Shanghai Daily

A rare green sight in teeming Bangkok

- (Reuters)

KNEE-DEEP in one of three riceberry paddies, Sompot Tubcharoen, 60, plows the watery fields of his farm with a handheld machine he calls “the field crusher.”

Lined with hundreds of melon trees, the farm planted with the cross-breed rice variety presents a rare green sight in the teeming Thai capital where developers are quick to snap up land if the price is right.

Housing estates, office buildings and traffic-clogged roads are fast encroachin­g in the area surroundin­g the farm, located 30 kilometers northeast of central Bangkok.

A former university researcher who traded lecture halls for boots and a straw hat to run his family’s farm four years ago, Sompot says he regularly turns down developers who want to buy the land. The farm covers 8 hectares.

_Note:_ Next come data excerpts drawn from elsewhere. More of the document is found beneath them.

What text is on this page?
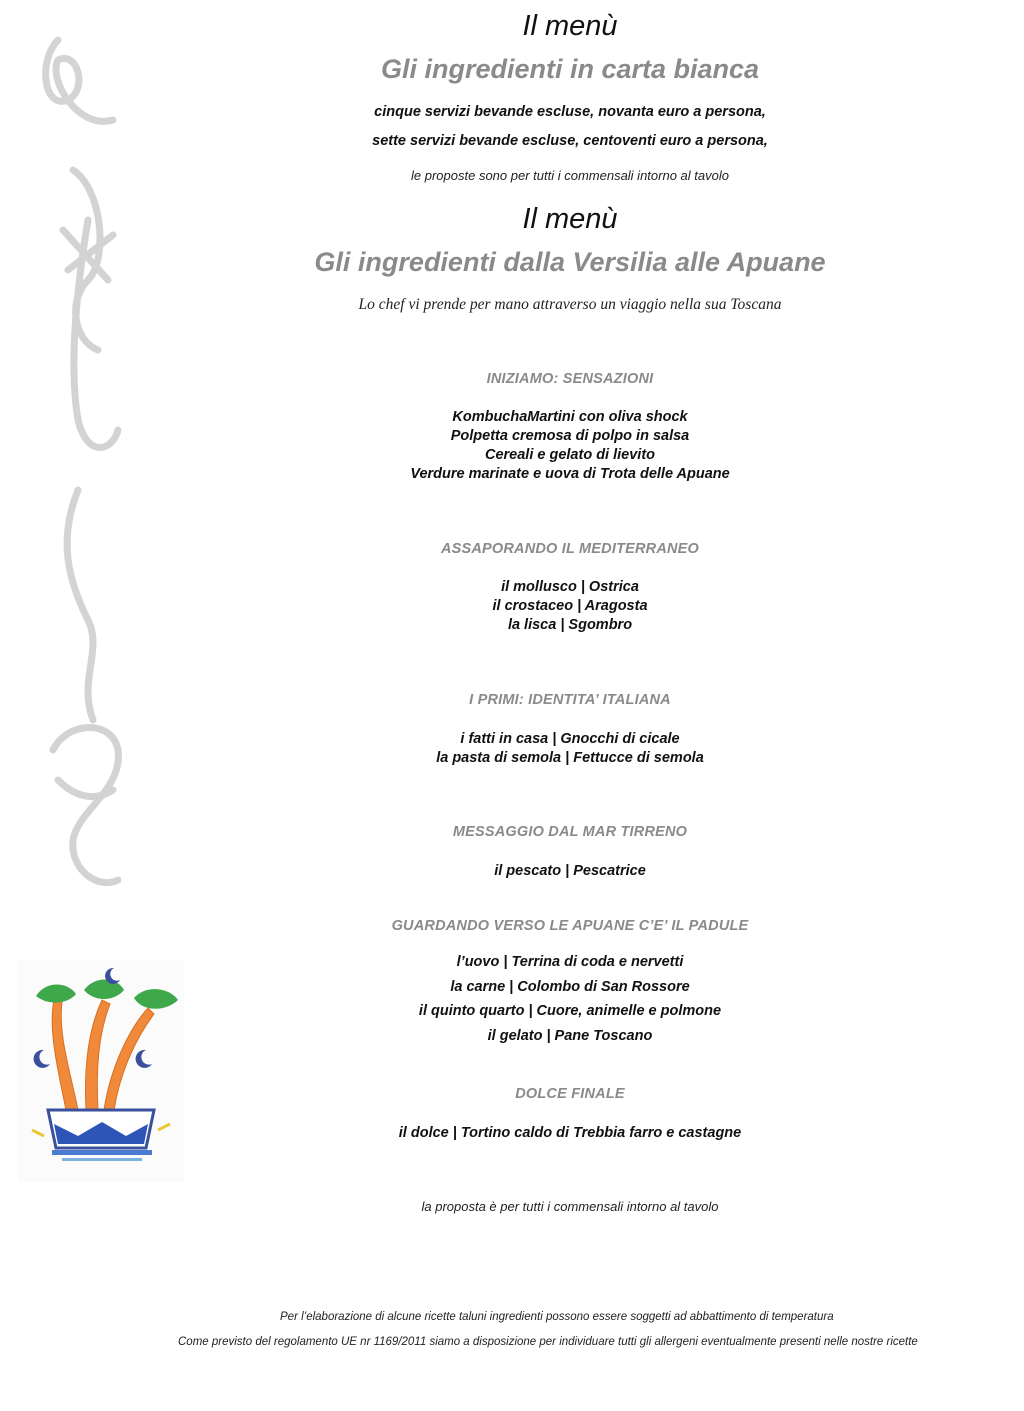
Il menù
Gli ingredienti in carta bianca
cinque servizi bevande escluse, novanta euro a persona,
sette servizi bevande escluse, centoventi euro a persona,
le proposte sono per tutti i commensali intorno al tavolo
Il menù
Gli ingredienti dalla Versilia alle Apuane
Lo chef vi prende per mano attraverso un viaggio nella sua Toscana
INIZIAMO: SENSAZIONI
KombuchaMartini con oliva shock
Polpetta cremosa di polpo in salsa
Cereali e gelato di lievito
Verdure marinate e uova di Trota delle Apuane
ASSAPORANDO IL MEDITERRANEO
il mollusco | Ostrica
il crostaceo | Aragosta
la lisca | Sgombro
I PRIMI: IDENTITA’ ITALIANA
i fatti in casa | Gnocchi di cicale
la pasta di semola | Fettucce di semola
MESSAGGIO DAL MAR TIRRENO
il pescato | Pescatrice
GUARDANDO VERSO LE APUANE C’E’ IL PADULE
l’uovo | Terrina di coda e nervetti
la carne | Colombo di San Rossore
il quinto quarto | Cuore, animelle e polmone
il gelato | Pane Toscano
DOLCE FINALE
il dolce | Tortino caldo di Trebbia farro e castagne
la proposta è per tutti i commensali intorno al tavolo
Per l’elaborazione di alcune ricette taluni ingredienti possono essere soggetti ad abbattimento di temperatura
Come previsto del regolamento UE nr 1169/2011 siamo a disposizione per individuare tutti gli allergeni eventualmente presenti nelle nostre ricette
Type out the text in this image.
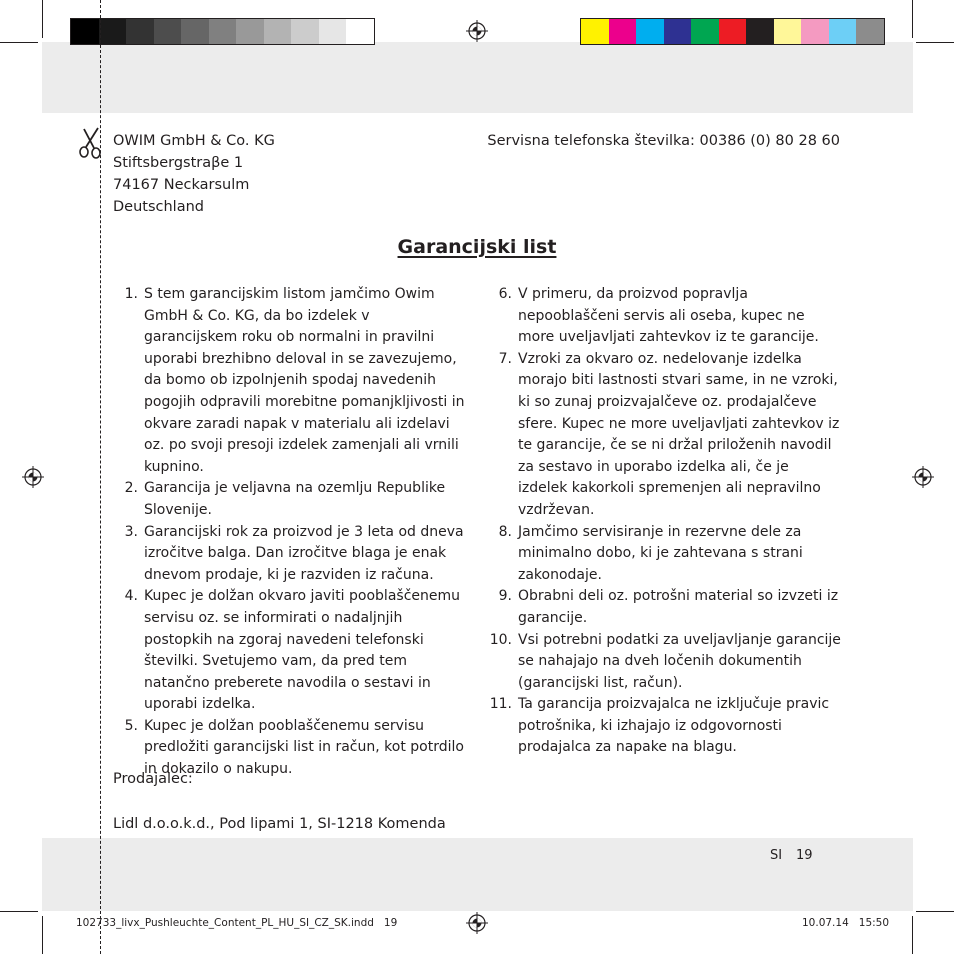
OWIM GmbH & Co. KG
Stiftsbergstraβe 1
74167 Neckarsulm
Deutschland
Servisna telefonska številka: 00386 (0) 80 28 60
Garancijski list
1. S tem garancijskim listom jamčimo Owim GmbH & Co. KG, da bo izdelek v garancijskem roku ob normalni in pravilni uporabi brezhibno deloval in se zavezujemo, da bomo ob izpolnjenih spodaj navedenih pogojih odpravili morebitne pomanjkljivosti in okvare zaradi napak v materialu ali izdelavi oz. po svoji presoji izdelek zamenjali ali vrnili kupnino.
2. Garancija je veljavna na ozemlju Republike Slovenije.
3. Garancijski rok za proizvod je 3 leta od dneva izročitve balga. Dan izročitve blaga je enak dnevom prodaje, ki je razviden iz računa.
4. Kupec je dolžan okvaro javiti pooblaščenemu servisu oz. se informirati o nadaljnjih postopkih na zgoraj navedeni telefonski številki. Svetujemo vam, da pred tem natančno preberete navodila o sestavi in uporabi izdelka.
5. Kupec je dolžan pooblaščenemu servisu predložiti garancijski list in račun, kot potrdilo in dokazilo o nakupu.
6. V primeru, da proizvod popravlja nepooblaščeni servis ali oseba, kupec ne more uveljavljati zahtevkov iz te garancije.
7. Vzroki za okvaro oz. nedelovanje izdelka morajo biti lastnosti stvari same, in ne vzroki, ki so zunaj proizvajalčeve oz. prodajalčeve sfere. Kupec ne more uveljavljati zahtevkov iz te garancije, če se ni držal priloženih navodil za sestavo in uporabo izdelka ali, če je izdelek kakorkoli spremenjen ali nepravilno vzdrževan.
8. Jamčimo servisiranje in rezervne dele za minimalno dobo, ki je zahtevana s strani zakonodaje.
9. Obrabni deli oz. potrošni material so izvzeti iz garancije.
10. Vsi potrebni podatki za uveljavljanje garancije se nahajajo na dveh ločenih dokumentih (garancijski list, račun).
11. Ta garancija proizvajalca ne izključuje pravic potrošnika, ki izhajajo iz odgovornosti prodajalca za napake na blagu.
Prodajalec:
Lidl d.o.o.k.d., Pod lipami 1, SI-1218 Komenda
SI 19
102733_livx_Pushleuchte_Content_PL_HU_SI_CZ_SK.indd   19	10.07.14   15:50
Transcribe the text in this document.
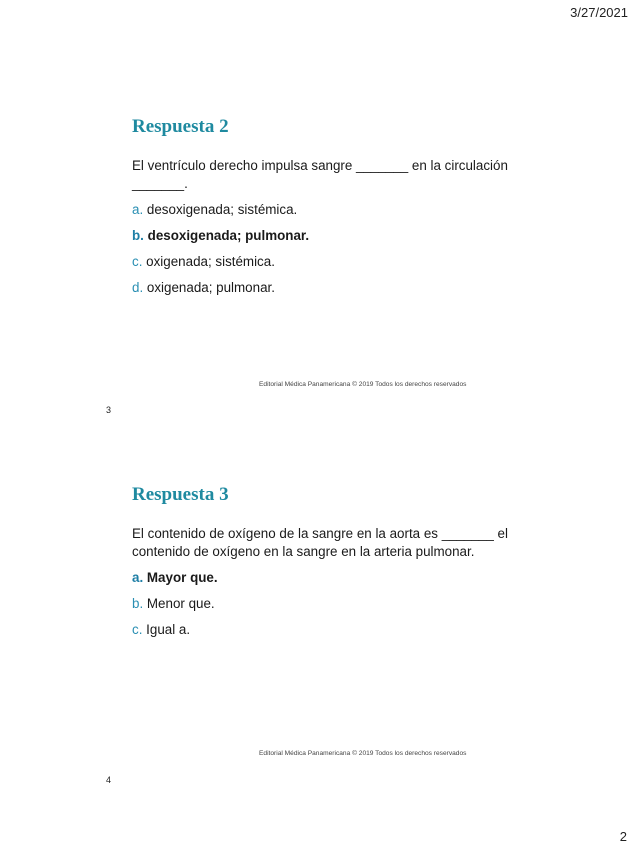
3/27/2021
Respuesta 2

El ventrículo derecho impulsa sangre _______ en la circulación _______.

a. desoxigenada; sistémica.
b. desoxigenada; pulmonar.
c. oxigenada; sistémica.
d. oxigenada; pulmonar.
Editorial Médica Panamericana © 2019 Todos los derechos reservados
3
Respuesta 3

El contenido de oxígeno de la sangre en la aorta es _______ el contenido de oxígeno en la sangre en la arteria pulmonar.

a. Mayor que.
b. Menor que.
c. Igual a.
Editorial Médica Panamericana © 2019 Todos los derechos reservados
4
2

“Just recently I was asked if I’d sell for 33 million baht (US$1.01 million),” he said.

Many others have succumbed to offers to part with their land in Bangkok, where city central land prices jumped a record 30 percent in 2017, according to commercial real estate firm CBRE Group, a reflection in part of the growing scarcity of available space.

Earlier this year, Britain’s Foreign Office sold its 4-hectare embassy compound in the city center, which it had retained for 96 years, for 420 million pounds (US$544.32 million), the biggest land sale in Thai history.